Kunstfund: Gurlitt war Täter und Opfer zugleich
Hildebrand Gurlitt war Chefeinkäufer für das „Führermuseum“. Dabei hatte er selbst jüdische Wurzeln. Von 1949 bis 1956 wirkte er in Düsseldorf.
Düsseldorf. Nach dem Tod von Hildebrand Gurlitt berichtete 1956 eine Düsseldorfer Tageszeitung über dessen „bemerkenswerte Sammlung von Aquarellen der Maler des deutschen Expressionismus“.
Er habe sie über alle Nöte der Zeit hinweg zu retten verstanden. Ob diese Sammlung identisch ist mit der seines Sohnes Cornelius, die 2011 in München beschlagnahmt worden war, das müssen jetzt Forscher klären.
Wer war dieser Hildebrand Gurlitt, den die Düsseldorfer als Leiter des Kunstvereins nach dem Kriege loben, dem die Alliierten ein Unbedenklichkeitszeugnis ausstellten und dessen Sohn Cornelius Gurlitt die Zollfahnder mit 1500 Bildern der klassischen Moderne schon 2010 ins Fadenkreuz nahmen?
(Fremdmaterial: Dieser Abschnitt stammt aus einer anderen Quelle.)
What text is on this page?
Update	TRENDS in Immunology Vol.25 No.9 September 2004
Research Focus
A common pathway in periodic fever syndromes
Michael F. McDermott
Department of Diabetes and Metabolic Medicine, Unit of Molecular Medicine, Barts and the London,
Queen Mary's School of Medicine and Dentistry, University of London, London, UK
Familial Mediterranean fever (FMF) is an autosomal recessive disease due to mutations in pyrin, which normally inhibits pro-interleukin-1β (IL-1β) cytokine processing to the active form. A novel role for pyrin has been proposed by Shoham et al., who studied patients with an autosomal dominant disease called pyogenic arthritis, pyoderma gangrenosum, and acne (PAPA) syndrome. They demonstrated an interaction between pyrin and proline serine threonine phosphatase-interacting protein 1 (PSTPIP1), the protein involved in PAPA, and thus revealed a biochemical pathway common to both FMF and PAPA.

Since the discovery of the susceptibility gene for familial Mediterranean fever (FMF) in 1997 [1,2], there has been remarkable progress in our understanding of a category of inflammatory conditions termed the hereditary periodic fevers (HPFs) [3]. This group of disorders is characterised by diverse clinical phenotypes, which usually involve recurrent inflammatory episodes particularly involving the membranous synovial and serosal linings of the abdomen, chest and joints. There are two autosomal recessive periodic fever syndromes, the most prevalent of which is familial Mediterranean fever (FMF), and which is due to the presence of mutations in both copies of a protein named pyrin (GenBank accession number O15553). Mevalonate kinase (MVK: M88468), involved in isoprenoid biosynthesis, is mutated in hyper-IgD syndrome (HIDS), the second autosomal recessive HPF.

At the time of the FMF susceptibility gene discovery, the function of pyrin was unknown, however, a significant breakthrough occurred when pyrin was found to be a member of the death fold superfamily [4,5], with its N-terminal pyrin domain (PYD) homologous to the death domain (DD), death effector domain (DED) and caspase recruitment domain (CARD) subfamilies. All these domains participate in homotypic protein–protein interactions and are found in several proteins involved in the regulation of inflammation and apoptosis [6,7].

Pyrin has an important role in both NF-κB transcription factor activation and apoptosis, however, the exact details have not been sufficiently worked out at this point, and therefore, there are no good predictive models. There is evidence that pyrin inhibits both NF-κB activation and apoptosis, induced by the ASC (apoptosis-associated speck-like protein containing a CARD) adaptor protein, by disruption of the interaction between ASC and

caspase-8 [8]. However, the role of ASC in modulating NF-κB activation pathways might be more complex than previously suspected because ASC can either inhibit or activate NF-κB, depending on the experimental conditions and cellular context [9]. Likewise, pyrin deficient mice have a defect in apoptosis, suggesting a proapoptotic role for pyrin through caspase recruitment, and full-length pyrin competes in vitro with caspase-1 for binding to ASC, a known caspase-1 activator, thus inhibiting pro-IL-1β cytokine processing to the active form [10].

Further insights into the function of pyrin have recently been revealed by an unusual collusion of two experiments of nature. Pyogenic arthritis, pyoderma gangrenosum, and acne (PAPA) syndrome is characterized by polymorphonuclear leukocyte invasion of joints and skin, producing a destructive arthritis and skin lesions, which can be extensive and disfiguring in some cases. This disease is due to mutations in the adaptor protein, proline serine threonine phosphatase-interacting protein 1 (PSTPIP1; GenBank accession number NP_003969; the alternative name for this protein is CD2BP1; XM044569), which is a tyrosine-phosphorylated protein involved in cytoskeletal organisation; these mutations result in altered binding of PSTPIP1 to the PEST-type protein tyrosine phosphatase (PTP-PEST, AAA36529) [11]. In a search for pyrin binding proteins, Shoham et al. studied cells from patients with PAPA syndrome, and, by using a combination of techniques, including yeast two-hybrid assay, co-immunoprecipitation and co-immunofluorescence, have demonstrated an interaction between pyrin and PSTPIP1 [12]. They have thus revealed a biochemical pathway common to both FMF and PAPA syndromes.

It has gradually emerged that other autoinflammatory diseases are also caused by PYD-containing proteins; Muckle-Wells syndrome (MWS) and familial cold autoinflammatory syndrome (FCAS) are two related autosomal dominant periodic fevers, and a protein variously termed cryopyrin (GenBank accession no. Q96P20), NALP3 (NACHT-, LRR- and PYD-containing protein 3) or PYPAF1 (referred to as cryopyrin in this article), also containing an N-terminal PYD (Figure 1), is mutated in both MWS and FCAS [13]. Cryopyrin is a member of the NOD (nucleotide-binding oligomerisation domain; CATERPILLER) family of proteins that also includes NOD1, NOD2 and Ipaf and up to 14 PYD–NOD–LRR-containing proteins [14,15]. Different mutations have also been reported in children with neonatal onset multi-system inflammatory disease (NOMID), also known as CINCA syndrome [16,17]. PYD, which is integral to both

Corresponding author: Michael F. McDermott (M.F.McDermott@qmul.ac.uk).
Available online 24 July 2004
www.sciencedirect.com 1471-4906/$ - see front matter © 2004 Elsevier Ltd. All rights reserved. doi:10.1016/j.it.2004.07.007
Der Fall ist derart spektakulär, dass die Bundesregierung seit Monaten eingeschaltet ist. Die Werke, die bislang als verschollen oder verbrannt galten, werden mit „Entarteter Kunst“ in Zusammenhang gebracht. Als „entartet“ hatten die Nazis rund 21 000 Werke beschlagnahmt. Von 17 000 fehlt jede Spur.
Mit der Thematik befasst ist u.a. die Forschungsstelle „Entartete Kunst“ an der Freien Universität Berlin, die auch von der Düsseldorfer Gerda Henkel Stiftung unterstützt wird. Mitarbeiterin Meike Hoffmann koordiniert diese Forschung. Erst vor kurzem hielt sie in der Landeshauptstadt einen Vortrag über „Die Beschlagnahme ‚Entarteter Kunst‘ 1937 in den Kunstsammlungen der Stadt Düsseldorf“.
Auch in die Akte Gurlitt ist sie eingeweiht. Sie schweigt über den aktuellen Fall, aber äußerte sich zu Cornelius Gurlitts Vater Hildebrand. Danach spielte Gurlitt senior eine Doppelrolle im Dritten Reich, als Täter und als Verfolgter.
Hildebrand Gurlitt war ein „ganz hervorragender Museumsmann“ (Hoffmann). 1895 in Dresden geboren, begann er seine Laufbahn in Zwickau als Museumsleiter. Er war in den 20er und 30er Jahren ein mutiger Kämpfer für die Moderne. Hoffmann: „Er wurde zwei Mal wegen seiner Einstellung zur modernen Kunst von reaktionären Kreisen entlassen. So fühlte er sich zum Kunsthandel gedrängt.“
Seine Großmutter war Jüdin. Hoffmann: „Also musste er etwas unternehmen, um mit seiner Familie in Deutschland bleiben zu können.“ Sein Cousin wanderte als Komponist nach Japan aus. Sein Bruder, Lehrstuhlinhaber in Freiburg, wurde 1933 entlassen. Hildebrand Gurlitts Kinder waren klein. So wurde er, wie Hoffmann es nennt, „Chefeinkäufer unter Hermann Voss für den Sonderauftrag ,Führermuseum Linz’.“
Gurlitt wurde in Dresden ausgebombt. So sagte er. Er floh nach Aschbach und wurde von den Alliierten festgenommen. Seine Kunstsammlung und sein Besitz sollen, so hieß es, durchgeprüft worden sein. Zwei Jahre saß er fest. Dann gaben ihn die Alliierten frei und stuften seine Werke als unbedenklich ein. Ende 1947 wurde er nach Düsseldorf berufen, wo er seine erfolgreiche Tätigkeit als Leiter des Kunstvereins Düsseldorf 1948 anfing.
Für Meike Hoffmann steht fest, dass er in dieser Zeit in kleinem Stil weitergehandelt hat. Er wollte sich aber nicht mehr vorrangig als Kunsthändler betätigen, er fühlte sich als Kunsthistoriker.
Hildebrand Gurlitt starb 1956 bei einem Unfall, an ihn erinnert heute noch die Gurlittstraße in Bilk.